Going deaf makes life hard for the sufferer but it is tough on their husband or wife too.
The partners of people losing their hearing endure frustration, anger and upset, research shows.
They have to contend with a blaring television and must raise their voice and repeat themselves to be heard.
They also report becoming socially isolated or having to attend events alone, as their deaf spouse withdraws over fears they will be unable to hear.
They are forced to act as interpreter and field every telephone call. The effort of speaking loudly, repeating words and avoiding misunderstandings can be exhausting, they say.
Researchers at Nottingham University reviewed 78 studies about the impact of deafness on sufferers and those closest to them.
Lead researcher Venessa Vas said: ‘Hearing loss affects the whole family.’
Participants in the studies reviewed by the British researchers had an average age of 66. Only 11 studies related to the feelings of partners and 18 focused on both the partner and the person with deafness.
The results show families struggle with having to interpret for someone losing their hearing.

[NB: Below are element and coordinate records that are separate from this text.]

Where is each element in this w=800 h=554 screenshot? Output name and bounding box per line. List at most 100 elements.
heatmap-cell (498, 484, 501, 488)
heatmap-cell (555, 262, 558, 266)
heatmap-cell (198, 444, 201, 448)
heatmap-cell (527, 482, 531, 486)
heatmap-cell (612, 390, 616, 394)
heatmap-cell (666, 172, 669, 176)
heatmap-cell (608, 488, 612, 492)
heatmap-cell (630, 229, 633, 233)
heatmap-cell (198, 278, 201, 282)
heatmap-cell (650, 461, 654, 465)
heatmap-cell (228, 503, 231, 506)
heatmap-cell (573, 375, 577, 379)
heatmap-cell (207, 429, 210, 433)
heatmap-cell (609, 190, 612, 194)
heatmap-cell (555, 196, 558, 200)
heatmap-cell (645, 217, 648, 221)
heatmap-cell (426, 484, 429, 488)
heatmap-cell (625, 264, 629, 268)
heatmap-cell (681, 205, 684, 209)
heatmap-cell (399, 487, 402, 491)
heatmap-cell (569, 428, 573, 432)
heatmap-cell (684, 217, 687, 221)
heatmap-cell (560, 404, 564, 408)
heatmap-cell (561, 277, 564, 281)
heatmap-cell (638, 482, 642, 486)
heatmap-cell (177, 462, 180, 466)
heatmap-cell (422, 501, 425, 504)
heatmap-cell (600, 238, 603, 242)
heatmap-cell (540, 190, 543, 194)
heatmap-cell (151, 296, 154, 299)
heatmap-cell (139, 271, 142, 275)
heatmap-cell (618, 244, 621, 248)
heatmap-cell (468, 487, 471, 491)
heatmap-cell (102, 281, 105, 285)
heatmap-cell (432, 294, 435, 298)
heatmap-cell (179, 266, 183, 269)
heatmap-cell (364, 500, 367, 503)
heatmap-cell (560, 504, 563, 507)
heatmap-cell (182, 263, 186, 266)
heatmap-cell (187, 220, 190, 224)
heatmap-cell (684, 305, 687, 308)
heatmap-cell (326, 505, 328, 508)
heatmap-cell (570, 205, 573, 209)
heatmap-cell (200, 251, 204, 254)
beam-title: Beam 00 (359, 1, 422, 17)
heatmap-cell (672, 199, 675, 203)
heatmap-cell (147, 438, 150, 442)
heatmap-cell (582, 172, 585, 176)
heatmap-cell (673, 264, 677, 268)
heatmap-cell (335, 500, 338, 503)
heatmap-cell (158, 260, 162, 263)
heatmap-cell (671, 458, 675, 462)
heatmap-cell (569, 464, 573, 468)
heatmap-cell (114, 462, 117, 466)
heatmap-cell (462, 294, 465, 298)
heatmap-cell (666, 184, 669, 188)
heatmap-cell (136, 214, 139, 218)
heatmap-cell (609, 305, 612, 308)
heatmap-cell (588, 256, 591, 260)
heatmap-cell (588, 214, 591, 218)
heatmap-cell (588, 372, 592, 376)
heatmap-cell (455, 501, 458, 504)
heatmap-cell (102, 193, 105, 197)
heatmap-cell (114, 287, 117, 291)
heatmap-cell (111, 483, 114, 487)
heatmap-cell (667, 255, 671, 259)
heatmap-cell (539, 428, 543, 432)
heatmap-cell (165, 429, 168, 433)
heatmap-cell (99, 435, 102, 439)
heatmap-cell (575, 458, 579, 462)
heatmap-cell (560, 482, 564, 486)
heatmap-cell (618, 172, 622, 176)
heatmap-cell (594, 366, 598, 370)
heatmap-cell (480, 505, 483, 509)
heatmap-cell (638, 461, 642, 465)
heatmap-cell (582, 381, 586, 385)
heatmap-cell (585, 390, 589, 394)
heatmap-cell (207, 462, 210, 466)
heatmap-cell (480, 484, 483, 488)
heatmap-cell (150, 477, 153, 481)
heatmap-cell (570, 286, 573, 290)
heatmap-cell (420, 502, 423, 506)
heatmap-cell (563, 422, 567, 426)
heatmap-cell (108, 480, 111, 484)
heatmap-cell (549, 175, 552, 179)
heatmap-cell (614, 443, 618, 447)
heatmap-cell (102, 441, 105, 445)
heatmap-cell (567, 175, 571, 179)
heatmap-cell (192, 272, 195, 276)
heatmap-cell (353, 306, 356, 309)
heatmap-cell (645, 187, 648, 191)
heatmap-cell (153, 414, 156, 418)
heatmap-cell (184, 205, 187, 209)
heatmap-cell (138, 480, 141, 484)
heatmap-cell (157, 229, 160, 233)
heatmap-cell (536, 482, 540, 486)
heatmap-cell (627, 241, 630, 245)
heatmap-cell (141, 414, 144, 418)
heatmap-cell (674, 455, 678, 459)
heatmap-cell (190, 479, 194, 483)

One woman said: ‘By the time you’ve tried telling him what they have said, they’ve moved on.’
Another said it was harder to enjoy social occasions because of her partner’s hearing loss, adding: ‘He’s not participating in the actual conversation and there’s just all this noise going on around him – he just switches off.’
While those going deaf suffer embarrassment, worry and fear of rejection, both they and their partners experience frustration, anger and upset, says the review, published in the journal Trends In Hearing.
People with hearing loss say they feel left out and isolated, with even one-on-one conversations a problem.
The study quotes one sufferer who said: ‘When you’ve spent 40 years being able to converse easily and then one goes deaf, it’s very difficult to adjust.’
Another said: ‘My husband sometimes gets annoyed because he has to keep repeating.’
Hearing loss impacts on everyday life, from someone being unable to hear the doorbell or phone to needing the TV or radio blaring.
One said: ‘When it [the TV] gets up too high, it aggravates me. I don’t get any pleasure out of it.’